Kentin ikinci güçlü zanaatı ise sedef işçiliği. Sedef; midye, istiridye gibi deniz canlılarının kabuklarındaki pırıltılı maddeden elde ediliyor. Denizi olmayan Gaziantep’te böyle bir zanaatın gelişmiş olması dikkat çekici; bu durum, kentin İpek Yolu üzerindeki konumunun etkisiyle açıklanıyor.
Kahke
Gaziantep’in en ünlü atıştırmalıklarından kahke, tarifinin sır gibi saklanmasıyla biliniyor. Lezzetinin sırrı ise nohut mayası. Bu yönüyle kahke, yalnızca Gaziantep’e özgü bir tat olmayı sürdürülmekte. Dayanıklılığıyla da öne çıkan kahke; dışarıda yaklaşık 3 ay, buzdolabında ise 6 aya kadar tazeliğini korumaktadır.
Antep Fıstığı
Gaziantep mutfağının dünyaca ün kazanmasında Antep fıstığının payı büyük. Fıstık, baklavanın türlü çeşitlerinden fıstıklı kebaba uzanan geniş yelpazede tuzlu-tatlı pek çok lezzetin standardını yükseltiyor. “Antep fıstığı” adının kökeninde, Türkiye’de ilk fıstık üretiminin Gaziantep’te başlaması ve bugün de ülkede üretiminin büyük bölümünün burada yapılması yatmaktadır.

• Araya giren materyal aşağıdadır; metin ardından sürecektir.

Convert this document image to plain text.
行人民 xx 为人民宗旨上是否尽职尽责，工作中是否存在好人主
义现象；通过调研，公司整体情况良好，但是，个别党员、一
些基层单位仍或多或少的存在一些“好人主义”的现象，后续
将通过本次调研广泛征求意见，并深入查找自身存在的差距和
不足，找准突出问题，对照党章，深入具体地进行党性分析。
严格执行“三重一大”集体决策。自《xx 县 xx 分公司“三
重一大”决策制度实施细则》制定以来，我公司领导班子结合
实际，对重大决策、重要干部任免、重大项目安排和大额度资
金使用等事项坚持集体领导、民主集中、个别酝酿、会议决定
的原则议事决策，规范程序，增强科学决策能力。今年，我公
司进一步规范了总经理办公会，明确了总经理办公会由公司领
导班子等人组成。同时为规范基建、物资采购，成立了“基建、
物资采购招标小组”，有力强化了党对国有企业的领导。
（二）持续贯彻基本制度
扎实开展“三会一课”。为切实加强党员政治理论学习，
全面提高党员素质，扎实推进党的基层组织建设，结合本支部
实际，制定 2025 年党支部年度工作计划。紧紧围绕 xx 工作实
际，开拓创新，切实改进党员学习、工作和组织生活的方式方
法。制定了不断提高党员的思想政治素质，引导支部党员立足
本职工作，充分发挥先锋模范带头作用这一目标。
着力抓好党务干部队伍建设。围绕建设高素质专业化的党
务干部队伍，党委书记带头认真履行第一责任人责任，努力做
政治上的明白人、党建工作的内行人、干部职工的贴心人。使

Fıstığın türleri arasında farklılıklar var: Örneğin İran fıstığı, alışılmış taneleme göre daha iri ve daha az yağlı; Gaziantep’te üretilenler ise genellikle yağlı ve orta büyüklükte. Hasat takvimi de alışverişi etkiliyor: Ekim sonu–Kasım başında “yeni hasat” ürün bulunabiliyor; Ağustos–Eylül aylarında ise taze Antep fıstığına rastlamak mümkün. Ziyaretçilerin alışveriş listesinde çoğu zaman bir-iki kilo Antep fıstığı ilk sıralarda yer almaktadır.